At least, I hoped that was the case.
I viciously shut down the second thoughts, and instead focused on the fact that I had been the one sitting next to him all night, and he hadn’t been shy discussing club business in front of me with three other people during the length of time we’d been sitting there.
“I don’t know why you don’t like me.” Blakely pouted.
And that’s when I saw Haggard walking toward me in a loose swagger, two beers hanging from one hand, big fingers wrapped around the necks, as he spoke with Easton.
I didn’t bother replying to Blakely.
Or hadn’t meant to reply.
But then she started talking more, and I realized what she was doing.
Trying to appear friendly.
“Go the fuck away.” I stood up. “I don’t like you, and you pretending to like me is only painful to watch.”
The fast movement caused the two men to look in our direction.
Haggard frowned. Easton looked at Blakely as if she was a problem he could solve.
“I’ll never…” Blakely flipped her bottle-blonde hair over her shoulder and started walking toward Haggard.

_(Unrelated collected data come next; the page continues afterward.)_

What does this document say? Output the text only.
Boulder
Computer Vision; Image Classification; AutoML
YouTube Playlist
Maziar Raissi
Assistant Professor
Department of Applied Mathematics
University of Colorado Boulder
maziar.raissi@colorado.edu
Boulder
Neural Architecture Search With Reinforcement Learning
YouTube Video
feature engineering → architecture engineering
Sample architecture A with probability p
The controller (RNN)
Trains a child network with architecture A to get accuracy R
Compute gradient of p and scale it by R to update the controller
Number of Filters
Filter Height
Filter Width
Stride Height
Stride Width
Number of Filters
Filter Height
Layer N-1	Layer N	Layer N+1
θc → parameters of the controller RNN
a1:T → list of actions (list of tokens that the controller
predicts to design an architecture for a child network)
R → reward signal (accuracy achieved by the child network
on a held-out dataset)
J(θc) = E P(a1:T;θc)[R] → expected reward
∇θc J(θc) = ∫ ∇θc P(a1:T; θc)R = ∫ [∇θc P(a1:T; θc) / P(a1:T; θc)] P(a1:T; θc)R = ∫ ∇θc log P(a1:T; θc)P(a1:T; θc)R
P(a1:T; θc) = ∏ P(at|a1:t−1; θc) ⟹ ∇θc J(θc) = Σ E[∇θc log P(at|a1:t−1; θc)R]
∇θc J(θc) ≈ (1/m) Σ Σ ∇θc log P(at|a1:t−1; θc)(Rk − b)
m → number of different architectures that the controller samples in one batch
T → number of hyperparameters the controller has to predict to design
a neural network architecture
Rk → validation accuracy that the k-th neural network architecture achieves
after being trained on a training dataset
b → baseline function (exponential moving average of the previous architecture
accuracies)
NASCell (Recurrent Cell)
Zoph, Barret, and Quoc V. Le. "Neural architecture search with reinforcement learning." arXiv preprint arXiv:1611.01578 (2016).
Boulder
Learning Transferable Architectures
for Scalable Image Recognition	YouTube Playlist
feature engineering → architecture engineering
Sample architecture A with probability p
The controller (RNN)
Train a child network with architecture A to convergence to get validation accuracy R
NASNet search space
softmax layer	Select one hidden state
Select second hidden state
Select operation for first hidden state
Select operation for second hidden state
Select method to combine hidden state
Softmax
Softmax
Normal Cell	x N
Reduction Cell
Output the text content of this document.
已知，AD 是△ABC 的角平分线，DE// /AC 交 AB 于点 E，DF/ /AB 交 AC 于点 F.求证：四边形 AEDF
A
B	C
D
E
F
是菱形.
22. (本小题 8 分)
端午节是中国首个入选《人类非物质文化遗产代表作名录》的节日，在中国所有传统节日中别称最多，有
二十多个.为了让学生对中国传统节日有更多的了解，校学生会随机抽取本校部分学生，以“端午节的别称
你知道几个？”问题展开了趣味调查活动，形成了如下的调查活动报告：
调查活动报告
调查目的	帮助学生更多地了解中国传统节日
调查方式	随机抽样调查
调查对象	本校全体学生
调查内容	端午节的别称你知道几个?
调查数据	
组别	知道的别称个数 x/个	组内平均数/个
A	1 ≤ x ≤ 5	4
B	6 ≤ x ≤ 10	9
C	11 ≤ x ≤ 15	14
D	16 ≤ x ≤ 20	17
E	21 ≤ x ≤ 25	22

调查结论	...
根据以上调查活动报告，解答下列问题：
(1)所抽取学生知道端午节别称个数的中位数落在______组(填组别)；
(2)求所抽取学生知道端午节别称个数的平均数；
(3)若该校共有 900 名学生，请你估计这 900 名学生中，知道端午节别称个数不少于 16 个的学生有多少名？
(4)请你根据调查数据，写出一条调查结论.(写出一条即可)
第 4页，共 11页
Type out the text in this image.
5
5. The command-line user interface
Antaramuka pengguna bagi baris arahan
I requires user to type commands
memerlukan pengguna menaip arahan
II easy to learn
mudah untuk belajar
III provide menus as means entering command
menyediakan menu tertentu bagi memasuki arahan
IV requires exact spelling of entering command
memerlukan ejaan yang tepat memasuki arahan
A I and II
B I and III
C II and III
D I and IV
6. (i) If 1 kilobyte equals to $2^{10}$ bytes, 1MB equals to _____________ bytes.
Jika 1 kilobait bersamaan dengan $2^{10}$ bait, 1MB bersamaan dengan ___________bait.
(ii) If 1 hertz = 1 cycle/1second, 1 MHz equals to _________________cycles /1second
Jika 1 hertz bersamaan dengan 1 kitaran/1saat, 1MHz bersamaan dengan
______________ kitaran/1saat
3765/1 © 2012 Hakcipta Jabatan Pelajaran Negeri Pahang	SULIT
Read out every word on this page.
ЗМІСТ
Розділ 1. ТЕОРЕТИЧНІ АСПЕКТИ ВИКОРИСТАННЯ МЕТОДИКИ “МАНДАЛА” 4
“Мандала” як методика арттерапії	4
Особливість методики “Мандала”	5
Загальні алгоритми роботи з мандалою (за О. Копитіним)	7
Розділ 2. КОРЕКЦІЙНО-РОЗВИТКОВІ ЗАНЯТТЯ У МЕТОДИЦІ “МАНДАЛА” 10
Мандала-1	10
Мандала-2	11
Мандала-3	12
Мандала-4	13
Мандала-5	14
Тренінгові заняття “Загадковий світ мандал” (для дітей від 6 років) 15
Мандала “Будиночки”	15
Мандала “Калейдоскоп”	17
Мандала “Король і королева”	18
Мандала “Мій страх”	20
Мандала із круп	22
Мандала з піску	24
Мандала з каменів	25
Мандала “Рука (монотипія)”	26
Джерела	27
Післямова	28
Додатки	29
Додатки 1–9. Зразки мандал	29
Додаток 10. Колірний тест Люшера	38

But Haggard veered off to the trash cans to take off the caps of his beers, and then went the long way around to where I was standing, completely avoiding her as beautifully as I’d ever seen it done.
I smiled when Haggard arrived, reaching for the beer.
“It’s nice that you give these to me now instead of me having to sneak them out of your fridge,” I teased.
He rolled his eyes, and I watched as the firelight caught in his baby blues.
“You and my daughter think y’all are so smart.” He rolled his eyes. “You didn’t sneak anything. Do you think I’m unaware of how much beer I have in my fridge at any given time?”
I shrugged. “Maybe.”
“I’ll tell you a secret. I know that I have enough in my fridge right now that I’ll have to go to the store tomorrow on the way home, or I’ll run out halfway through the night.” He laughed. “Because, just sayin, but I have paperwork to do tomorrow. And to get through that, I’m gonna need a lot of alcohol.”